Vamos a reconstruir la escena y nos trasladamos a Namibia, a un pueblecito del norte del país, a 750 kilómetros de la capital. Es decir, lejos de cualquier parte. En la comisaría del pueblo se llevaron un susto morrocotudo cuando escucharon varias explosiones en las afueras de la aldea. Los policías del destacamento salieron a la calle con prisas, donde coincidieron con los nativos del lugar. Todos miraban al cielo, nadie sabía qué había pasado.
Cinco días después, un nativo llamado... no sé... Pepe, o algo parecido, descubrió un cráter de casi cuatro metros de diámetro. En medio, a un pie de profundidad, había una misteriosa esfera metálica. Pepe salió corriendo, pies para qué os quiero, se plantó en la comisaría, comentó el hallazgo y fue sometido inmediatamente a la prueba de alcoholemia.
Aquel día, por suerte para él, Pepe no había bebido. Así que los policías siguieron a Pepe hasta el cráter misterioso y dieron con la bola de metal que había descrito. Procedía del cielo, sin duda. Pocas horas después, el tranquilo villorio namibio se había convertido en el centro del mundo.
El Gobierno de Namibia solicitó la ayuda de expertos de la NASA y la ESA, que se trasladaron al lugar del suceso mientras los ufólogos y los internautas más imaginativos ya corrían la voz de una invasión extraterrestre. A juzgar por lo que se decía, en cualquier momento iban a salir de la bola unos hombrecillos verdes con tentáculos y ganas de liarla con la Humanidad. Porque, atención, si uno buscaba en las hemerotecas encontraba bolas como ésa en África, Australia y Sudamérica. ¡Qué maldad, la de los marcianos! Por lo visto, llevan tiempo planeando la invasión.
Pero los científicos que llegaron al lugar se acercaron a la bola metálica, le dieron una patada (bong...) y declararon que era segura, que ya no había ningún peligro de explosión. Uno se pregunta a santo de qué tanta familiaridad con un objeto desconocido procedente del espacio. Pero los ingenieros que se desplazaron al lugar vieron la bola y exclamaron: ¡Caramba! ¿Qué hace aquí un depósito de hidracina de treinta y nueve litros?, que es lo que suelen exclamar los ingenieros en estos casos.

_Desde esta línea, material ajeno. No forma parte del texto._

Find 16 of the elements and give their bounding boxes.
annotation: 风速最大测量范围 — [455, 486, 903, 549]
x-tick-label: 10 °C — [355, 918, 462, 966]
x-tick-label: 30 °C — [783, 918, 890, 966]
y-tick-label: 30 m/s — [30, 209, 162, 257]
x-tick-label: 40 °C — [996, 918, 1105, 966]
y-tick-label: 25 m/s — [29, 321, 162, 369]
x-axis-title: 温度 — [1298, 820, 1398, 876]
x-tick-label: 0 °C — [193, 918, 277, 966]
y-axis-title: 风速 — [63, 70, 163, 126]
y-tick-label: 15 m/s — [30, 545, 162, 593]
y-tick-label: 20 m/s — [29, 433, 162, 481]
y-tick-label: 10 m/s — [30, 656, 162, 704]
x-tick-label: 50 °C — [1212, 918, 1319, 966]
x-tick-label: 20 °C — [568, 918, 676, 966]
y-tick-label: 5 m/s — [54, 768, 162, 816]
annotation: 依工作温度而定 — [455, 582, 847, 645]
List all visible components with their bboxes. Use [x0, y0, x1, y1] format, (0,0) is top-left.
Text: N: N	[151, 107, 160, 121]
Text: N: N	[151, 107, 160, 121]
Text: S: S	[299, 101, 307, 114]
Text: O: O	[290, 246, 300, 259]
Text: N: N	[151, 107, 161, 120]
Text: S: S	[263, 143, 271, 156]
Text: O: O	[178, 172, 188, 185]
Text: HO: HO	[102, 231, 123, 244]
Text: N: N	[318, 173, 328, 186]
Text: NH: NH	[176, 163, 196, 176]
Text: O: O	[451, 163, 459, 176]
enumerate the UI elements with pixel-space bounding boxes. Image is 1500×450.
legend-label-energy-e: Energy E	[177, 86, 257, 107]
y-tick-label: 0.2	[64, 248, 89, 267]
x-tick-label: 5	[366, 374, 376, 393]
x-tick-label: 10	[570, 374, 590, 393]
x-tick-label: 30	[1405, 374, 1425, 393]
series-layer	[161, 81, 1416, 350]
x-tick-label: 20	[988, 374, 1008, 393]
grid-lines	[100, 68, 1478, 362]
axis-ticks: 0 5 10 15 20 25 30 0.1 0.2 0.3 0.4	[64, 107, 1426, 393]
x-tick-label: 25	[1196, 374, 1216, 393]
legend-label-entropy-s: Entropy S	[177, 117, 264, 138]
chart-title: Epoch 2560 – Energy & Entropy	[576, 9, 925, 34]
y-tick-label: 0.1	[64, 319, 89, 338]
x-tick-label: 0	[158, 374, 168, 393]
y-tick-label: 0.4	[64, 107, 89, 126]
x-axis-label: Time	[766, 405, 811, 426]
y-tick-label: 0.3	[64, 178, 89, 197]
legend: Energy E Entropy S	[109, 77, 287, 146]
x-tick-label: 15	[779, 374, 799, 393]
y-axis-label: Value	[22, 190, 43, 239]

Sí, damas y caballeros, no era una avanzadilla extraterrestre, sino uno de los depósitos de combustible de un cohete de tamaño medio, de ésos que lanzan satélites de televisión. Medía treinta y cinco centímetros de diámetro y estaba formado por dos semiesferas soldadas entre sí. Nada del otro jueves. Los ingenieros de la NASA y de la ESA la identificaron sólo con verla.
En cuanto a las bolas semejantes caídas del cielo en el hemisferio sur, los ingenieros espaciales señalaron que muchas rutas de los cohetes no tripulados en su camino hacia su órbita definitiva pasan precisamente por ahí, por África, Australia y Sudamérica. Es normal, pues, que de vez en cuando alguien dé con un pedazo de cohete caído del cielo, y que ese pedazo sea un depósito de combustible se explica porque éstos son especialmente resistentes a la corrosión y el calor.
Así que, amigos míos, tranquilos, que los hombrecillos de verde y con tentáculos todavía no están aquí. Son potencialmente más peligrosos esos hombrecillos endiosados con corbata que aseguran, refugiados en la mediocridad que los envuelve, que no hay otra manera de enfrentarse con la crisis que sacar la tijera y recortar lo que se da a los pobres.
Ahora bien, si es usted vecino de África, Australia o Sudamérica, mejor que salga a la calle con paraguas, no le caiga un bólido artificial encima.